As a severe storm system begins its march across the state, Gov. Sam Brownback urges Kansans to make their preparations to take shelter before the storm arrives in their area.
"This advice applies whether you are at home, at work, traveling or just out running some errands," said Brownback. "If you’re at home or work, head for the basement or storm shelter as soon as a warning is given. Don’t wait. If you do not have a basement or other shelter, go to an interior room or hallway on the lowest floor. If you’re away from home, find out where the nearest shelter is so you can get there immediately."

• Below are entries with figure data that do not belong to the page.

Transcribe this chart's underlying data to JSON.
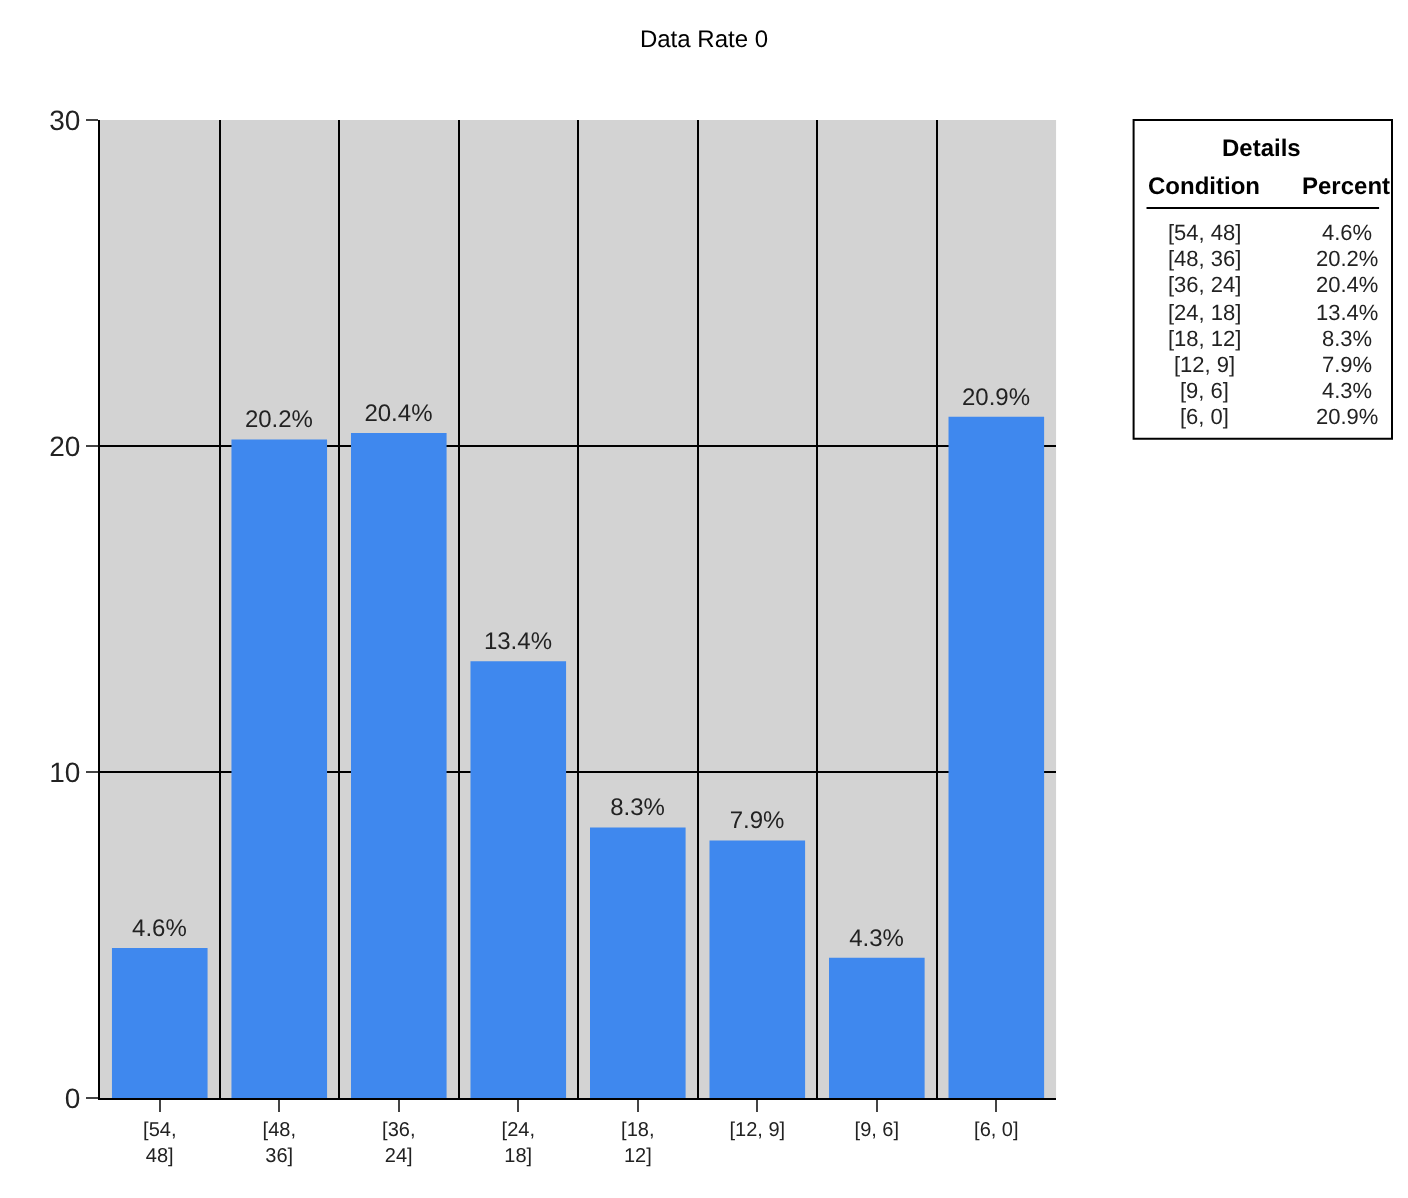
{
  "chart_data": {
    "type": "bar",
    "title": "Data Rate 0",
    "categories": [
      "[54, 48]",
      "[48, 36]",
      "[36, 24]",
      "[24, 18]",
      "[18, 12]",
      "[12, 9]",
      "[9, 6]",
      "[6, 0]"
    ],
    "values": [
      4.6,
      20.2,
      20.4,
      13.4,
      8.3,
      7.9,
      4.3,
      20.9
    ],
    "value_labels": [
      "4.6%",
      "20.2%",
      "20.4%",
      "13.4%",
      "8.3%",
      "7.9%",
      "4.3%",
      "20.9%"
    ],
    "color": "#3f88ee",
    "ylim": [
      0,
      30
    ],
    "yticks": [
      0,
      10,
      20,
      30
    ],
    "grid": true,
    "annotations": [
      "Details",
      "Condition",
      "Percent"
    ]
  }
}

"If you’re on the road, get off as soon as you can and find some shelter," continued Brownback. "This storm system is very powerful and is moving very fast. Too many injuries or deaths occur during storms because people thought they could wait before heading to the basement. Please, don’t wait. Take cover as soon as the warning is given."
Kansans are urged to keep abreast of weather conditions by listening to a NOAA weather alert radio or local TV and radio stations. Have a battery-powered radio and charge cell phones in advance.

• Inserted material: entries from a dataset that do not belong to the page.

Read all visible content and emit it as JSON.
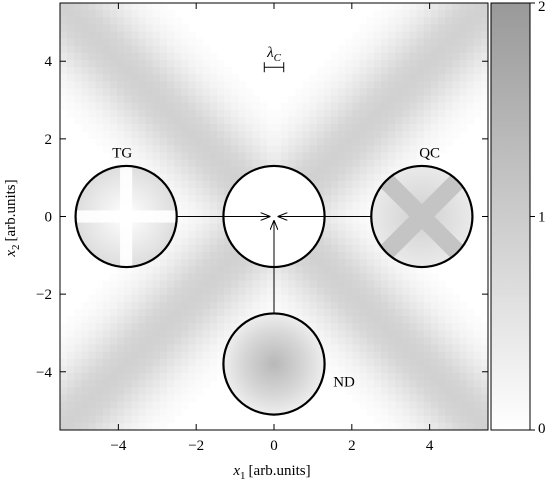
{
  "chart_data": {
    "type": "heatmap",
    "title": "",
    "xlabel_symbol": "x",
    "xlabel_subscript": "1",
    "xlabel_unit": "[arb.units]",
    "ylabel_symbol": "x",
    "ylabel_subscript": "2",
    "ylabel_unit": "[arb.units]",
    "xlim": [
      -5.5,
      5.5
    ],
    "ylim": [
      -5.5,
      5.5
    ],
    "xticks": [
      -4,
      -2,
      0,
      2,
      4
    ],
    "yticks": [
      -4,
      -2,
      0,
      2,
      4
    ],
    "xtick_labels": [
      "−4",
      "−2",
      "0",
      "2",
      "4"
    ],
    "ytick_labels": [
      "−4",
      "−2",
      "0",
      "2",
      "4"
    ],
    "colorbar": {
      "ticks": [
        0,
        1,
        2
      ],
      "tick_labels": [
        "0",
        "1",
        "2"
      ],
      "range": [
        0,
        2
      ],
      "colormap": "white-to-gray",
      "color_low": "#ffffff",
      "color_high": "#999999"
    },
    "background_pattern": {
      "description_kind": "diagonal-bands",
      "band_direction_1": [
        1,
        1
      ],
      "band_direction_2": [
        1,
        -1
      ],
      "band_intensity": 0.45,
      "band_half_width": 1.1
    },
    "scale_marker": {
      "label_symbol": "λ",
      "label_subscript": "C",
      "x_from": -0.25,
      "x_to": 0.25,
      "y": 4
    },
    "circles": [
      {
        "id": "TG",
        "label": "TG",
        "cx": -3.8,
        "cy": 0,
        "r": 1.3,
        "label_x": -3.9,
        "label_y": 1.65
      },
      {
        "id": "center",
        "label": "",
        "cx": 0,
        "cy": 0,
        "r": 1.3,
        "label_x": 0,
        "label_y": 0
      },
      {
        "id": "QC",
        "label": "QC",
        "cx": 3.8,
        "cy": 0,
        "r": 1.3,
        "label_x": 4.0,
        "label_y": 1.65
      },
      {
        "id": "ND",
        "label": "ND",
        "cx": 0,
        "cy": -3.8,
        "r": 1.3,
        "label_x": 1.8,
        "label_y": -4.25
      }
    ],
    "arrows": [
      {
        "from": [
          -2.5,
          0
        ],
        "to": [
          -0.12,
          0
        ]
      },
      {
        "from": [
          2.5,
          0
        ],
        "to": [
          0.12,
          0
        ]
      },
      {
        "from": [
          0,
          -2.5
        ],
        "to": [
          0,
          -0.12
        ]
      }
    ]
  }
}
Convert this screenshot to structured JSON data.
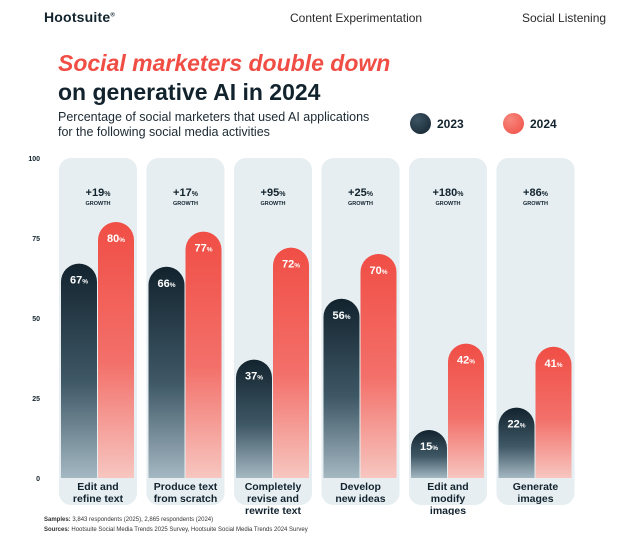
{
  "header": {
    "logo": "Hootsuite",
    "logo_mark": "®",
    "nav": [
      "Content Experimentation",
      "Social Listening"
    ]
  },
  "title_line1": "Social marketers double down",
  "title_line2": "on generative AI in 2024",
  "subtitle": "Percentage of social marketers that used AI applications for the following social media activities",
  "colors": {
    "dark": "#12232e",
    "red": "#f04e45",
    "panel": "#e6eef1"
  },
  "chart_data": {
    "type": "bar",
    "categories": [
      [
        "Edit and",
        "refine text"
      ],
      [
        "Produce text",
        "from scratch"
      ],
      [
        "Completely",
        "revise and",
        "rewrite text"
      ],
      [
        "Develop",
        "new ideas"
      ],
      [
        "Edit and",
        "modify",
        "images"
      ],
      [
        "Generate",
        "images"
      ]
    ],
    "series": [
      {
        "name": "2023",
        "values": [
          67,
          66,
          37,
          56,
          15,
          22
        ]
      },
      {
        "name": "2024",
        "values": [
          80,
          77,
          72,
          70,
          42,
          41
        ]
      }
    ],
    "growth": [
      "+19%",
      "+17%",
      "+95%",
      "+25%",
      "+180%",
      "+86%"
    ],
    "growth_label": "GROWTH",
    "yticks": [
      0,
      25,
      50,
      75,
      100
    ],
    "ylim": [
      0,
      100
    ],
    "value_suffix": "%"
  },
  "footer": {
    "samples_label": "Samples:",
    "samples_text": "3,843 respondents (2025), 2,865 respondents (2024)",
    "sources_label": "Sources:",
    "sources_text": "Hootsuite Social Media Trends 2025 Survey, Hootsuite Social Media Trends 2024 Survey"
  }
}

"Staying informed is one of the best things you can do to be prepared," said Maj. Gen. (KS) Lee Tafanelli, the director of the Kansas Division of Emergency Management and the adjutant general. "A weather alert radio is an excellent way to do this. If you don’t have one, turn on a local television or radio station and keep it on so that you can hear a warning as soon as it is given. Make sure you have a battery powered back-up so that you can continue to hear weather reports if you lose power."
Remember that sirens are an outdoor alert measure and may not be heard if you are indoors. If a tornado warning is issued, take shelter immediately. Do not go outside until the all clear is given by the local broadcast stations.

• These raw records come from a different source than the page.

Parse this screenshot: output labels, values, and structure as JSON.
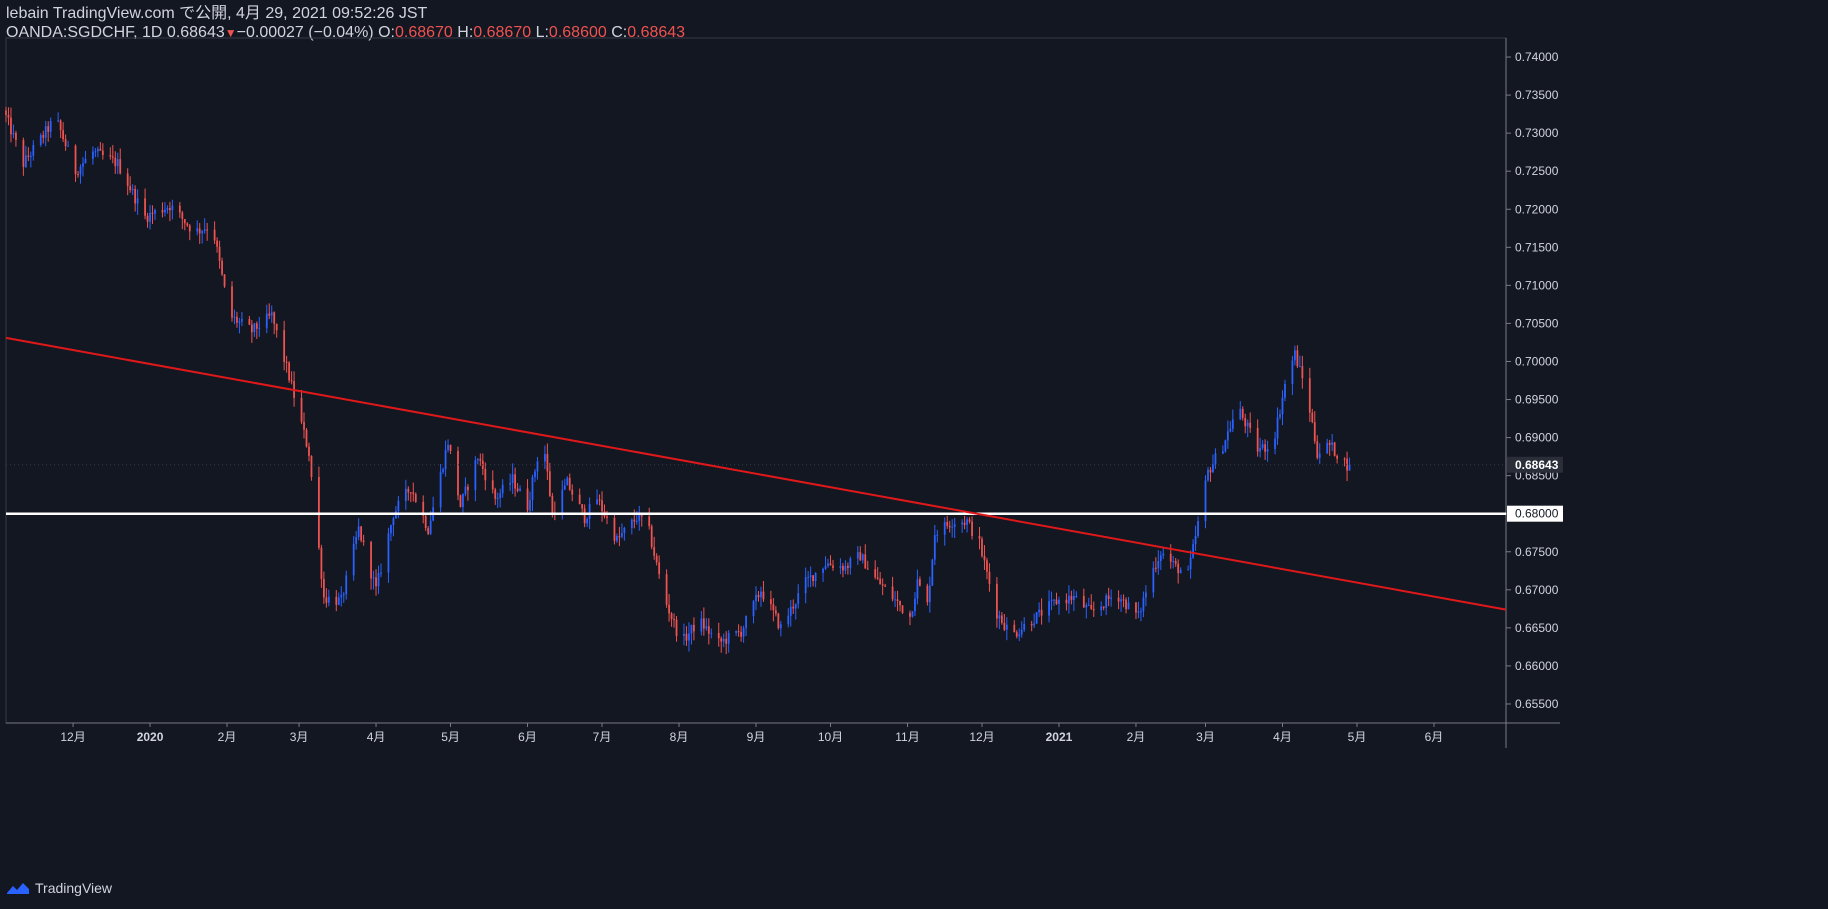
{
  "header": {
    "line1": "lebain TradingView.com で公開, 4月 29, 2021 09:52:26 JST",
    "symbol": "OANDA:SGDCHF, 1D 0.68643",
    "arrow": "▼",
    "change": "−0.00027 (−0.04%)",
    "o_label": " O:",
    "o_value": "0.68670",
    "h_label": " H:",
    "h_value": "0.68670",
    "l_label": " L:",
    "l_value": "0.68600",
    "c_label": " C:",
    "c_value": "0.68643"
  },
  "colors": {
    "background": "#131722",
    "up": "#2962ff",
    "down": "#ef5350",
    "trendline": "#e0181a",
    "support": "#ffffff",
    "text": "#d1d4dc"
  },
  "footer": {
    "logo_text": "TradingView"
  },
  "chart_data": {
    "type": "candlestick",
    "symbol": "OANDA:SGDCHF",
    "timeframe": "1D",
    "ylim": [
      0.6525,
      0.7425
    ],
    "y_ticks": [
      "0.74000",
      "0.73500",
      "0.73000",
      "0.72500",
      "0.72000",
      "0.71500",
      "0.71000",
      "0.70500",
      "0.70000",
      "0.69500",
      "0.69000",
      "0.68500",
      "0.68000",
      "0.67500",
      "0.67000",
      "0.66500",
      "0.66000",
      "0.65500"
    ],
    "x_ticks": [
      {
        "date": "2019-12-01",
        "label": "12月",
        "bold": false
      },
      {
        "date": "2020-01-01",
        "label": "2020",
        "bold": true
      },
      {
        "date": "2020-02-01",
        "label": "2月",
        "bold": false
      },
      {
        "date": "2020-03-01",
        "label": "3月",
        "bold": false
      },
      {
        "date": "2020-04-01",
        "label": "4月",
        "bold": false
      },
      {
        "date": "2020-05-01",
        "label": "5月",
        "bold": false
      },
      {
        "date": "2020-06-01",
        "label": "6月",
        "bold": false
      },
      {
        "date": "2020-07-01",
        "label": "7月",
        "bold": false
      },
      {
        "date": "2020-08-01",
        "label": "8月",
        "bold": false
      },
      {
        "date": "2020-09-01",
        "label": "9月",
        "bold": false
      },
      {
        "date": "2020-10-01",
        "label": "10月",
        "bold": false
      },
      {
        "date": "2020-11-01",
        "label": "11月",
        "bold": false
      },
      {
        "date": "2020-12-01",
        "label": "12月",
        "bold": false
      },
      {
        "date": "2021-01-01",
        "label": "2021",
        "bold": true
      },
      {
        "date": "2021-02-01",
        "label": "2月",
        "bold": false
      },
      {
        "date": "2021-03-01",
        "label": "3月",
        "bold": false
      },
      {
        "date": "2021-04-01",
        "label": "4月",
        "bold": false
      },
      {
        "date": "2021-05-01",
        "label": "5月",
        "bold": false
      },
      {
        "date": "2021-06-01",
        "label": "6月",
        "bold": false
      }
    ],
    "x_range": [
      "2019-11-04",
      "2021-06-30"
    ],
    "last_price": "0.68643",
    "support_line": {
      "value": 0.68,
      "label": "0.68000"
    },
    "trendline": {
      "start": {
        "date": "2019-11-04",
        "value": 0.7031
      },
      "end": {
        "date": "2021-06-30",
        "value": 0.6674
      }
    },
    "anchors": [
      [
        "2019-11-04",
        0.733
      ],
      [
        "2019-11-12",
        0.726
      ],
      [
        "2019-11-25",
        0.732
      ],
      [
        "2019-12-03",
        0.725
      ],
      [
        "2019-12-10",
        0.7275
      ],
      [
        "2019-12-20",
        0.726
      ],
      [
        "2019-12-31",
        0.719
      ],
      [
        "2020-01-10",
        0.7205
      ],
      [
        "2020-01-20",
        0.717
      ],
      [
        "2020-01-27",
        0.718
      ],
      [
        "2020-02-03",
        0.706
      ],
      [
        "2020-02-12",
        0.704
      ],
      [
        "2020-02-20",
        0.706
      ],
      [
        "2020-02-27",
        0.698
      ],
      [
        "2020-03-06",
        0.688
      ],
      [
        "2020-03-12",
        0.669
      ],
      [
        "2020-03-19",
        0.6685
      ],
      [
        "2020-03-26",
        0.678
      ],
      [
        "2020-04-02",
        0.67
      ],
      [
        "2020-04-09",
        0.68
      ],
      [
        "2020-04-16",
        0.6835
      ],
      [
        "2020-04-23",
        0.678
      ],
      [
        "2020-05-01",
        0.6895
      ],
      [
        "2020-05-06",
        0.681
      ],
      [
        "2020-05-13",
        0.6875
      ],
      [
        "2020-05-20",
        0.682
      ],
      [
        "2020-05-27",
        0.6845
      ],
      [
        "2020-06-02",
        0.681
      ],
      [
        "2020-06-08",
        0.6905
      ],
      [
        "2020-06-12",
        0.68
      ],
      [
        "2020-06-18",
        0.684
      ],
      [
        "2020-06-25",
        0.6795
      ],
      [
        "2020-06-30",
        0.682
      ],
      [
        "2020-07-08",
        0.6765
      ],
      [
        "2020-07-16",
        0.6795
      ],
      [
        "2020-07-20",
        0.679
      ],
      [
        "2020-07-27",
        0.669
      ],
      [
        "2020-08-03",
        0.663
      ],
      [
        "2020-08-10",
        0.666
      ],
      [
        "2020-08-18",
        0.663
      ],
      [
        "2020-08-27",
        0.6645
      ],
      [
        "2020-09-04",
        0.67
      ],
      [
        "2020-09-12",
        0.665
      ],
      [
        "2020-09-22",
        0.671
      ],
      [
        "2020-09-30",
        0.6735
      ],
      [
        "2020-10-08",
        0.673
      ],
      [
        "2020-10-14",
        0.6745
      ],
      [
        "2020-10-20",
        0.6715
      ],
      [
        "2020-10-27",
        0.669
      ],
      [
        "2020-11-03",
        0.6665
      ],
      [
        "2020-11-06",
        0.671
      ],
      [
        "2020-11-10",
        0.668
      ],
      [
        "2020-11-13",
        0.6775
      ],
      [
        "2020-11-20",
        0.679
      ],
      [
        "2020-11-26",
        0.679
      ],
      [
        "2020-12-01",
        0.676
      ],
      [
        "2020-12-08",
        0.667
      ],
      [
        "2020-12-14",
        0.664
      ],
      [
        "2020-12-22",
        0.666
      ],
      [
        "2021-01-01",
        0.6685
      ],
      [
        "2021-01-08",
        0.669
      ],
      [
        "2021-01-15",
        0.667
      ],
      [
        "2021-01-25",
        0.6695
      ],
      [
        "2021-02-03",
        0.6665
      ],
      [
        "2021-02-08",
        0.672
      ],
      [
        "2021-02-12",
        0.675
      ],
      [
        "2021-02-18",
        0.673
      ],
      [
        "2021-02-23",
        0.672
      ],
      [
        "2021-02-26",
        0.677
      ],
      [
        "2021-03-03",
        0.6855
      ],
      [
        "2021-03-09",
        0.689
      ],
      [
        "2021-03-15",
        0.694
      ],
      [
        "2021-03-23",
        0.6885
      ],
      [
        "2021-03-29",
        0.689
      ],
      [
        "2021-04-04",
        0.6985
      ],
      [
        "2021-04-07",
        0.701
      ],
      [
        "2021-04-12",
        0.6955
      ],
      [
        "2021-04-16",
        0.688
      ],
      [
        "2021-04-21",
        0.689
      ],
      [
        "2021-04-28",
        0.68643
      ]
    ]
  }
}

Severe thunderstorm warnings also pose the potential for a tornado as occurred in Harveyville, Kan. in February.
Plan ahead on how you will stay in contact with family members in case phones are out by designating meeting places inside and outside of your immediate neighborhood. Identify an out-of-town contact to call to let them know you are okay and can pass that information on to other family members.
Here are some storm safety recommendations from the Kansas Division of Emergency Management:
Before the storm:
- Make a disaster kit;
- Make a family emergency plan -
- Practice a family tornado drill at least once a year;
- Plan places where your family will meet, both within and outside your immediate neighborhood if you are separated;
- Identify an out-of-town contact to call to let them know you are okay and can pass that information on to other family members;
- Identify your shelter in case of a tornado warning - A storm cellar or basement provides the best protection;
- If you do not have an underground shelter, go to an interior room or hallway on the lowest floor;
- Stay away from windows, doors and outside walls;
- If you are in a vehicle, get out and lie flat in a ditch or other low-lying area, using your hands and arms to protect your head. DO NOT get under an overpass or bridge, the winds can pull you out from underneath it;
- Stay in your shelter area until the danger has passed;
- Listen to radio or TV stations for information;
- Make sure your pets are safe if you can't bring them into the shelter with you;
- Opening windows does not keep a house or building safe from exploding due to low air pressure during a tornado. It actually increases the chance of high winds entering and causing more damage to your home and exposing you to injury.
After the Storm:
- Make sure the danger has passed before coming out of your shelter;
- Stay with your family - don't wander away as it is easy to get disoriented due to street signs being gone and landmarks destroyed;
- Watch out for broken glass, nails, or other sharp objects;
- Stay away from downed power lines - they could still be live
- Avoid using matches and/or lighters - flammable gas may be leaking from damaged gas lines;
- Contact your insurance agent and advise them of any damage;
- Do not use generators, grills, camp stoves, or other gas, propane, natural gas, or charcoal-burning devices inside your home, basement, garage or camper, or outside near an open window, door or vent. Carbon monoxide can build up and poison the people and animals inside;
- Use battery-powered lanterns for light;
- Cooperate fully with public safety officials.
The above tornado safety preparedness and safety information and more can be found on the KSReady website by clicking on the links for Severe Storms and Tornadoes. There are also links to information on making an emergency plan, assembling an emergency kit, and water and food supply recommendations.
Information regarding tornado safety in apartments, for the elderly, children and pets is available at http://www.ksready.gov/default.asp?PageID=16&Tab=3
Severe weather safety information is also available from the American Red Cross (www.redcross.org).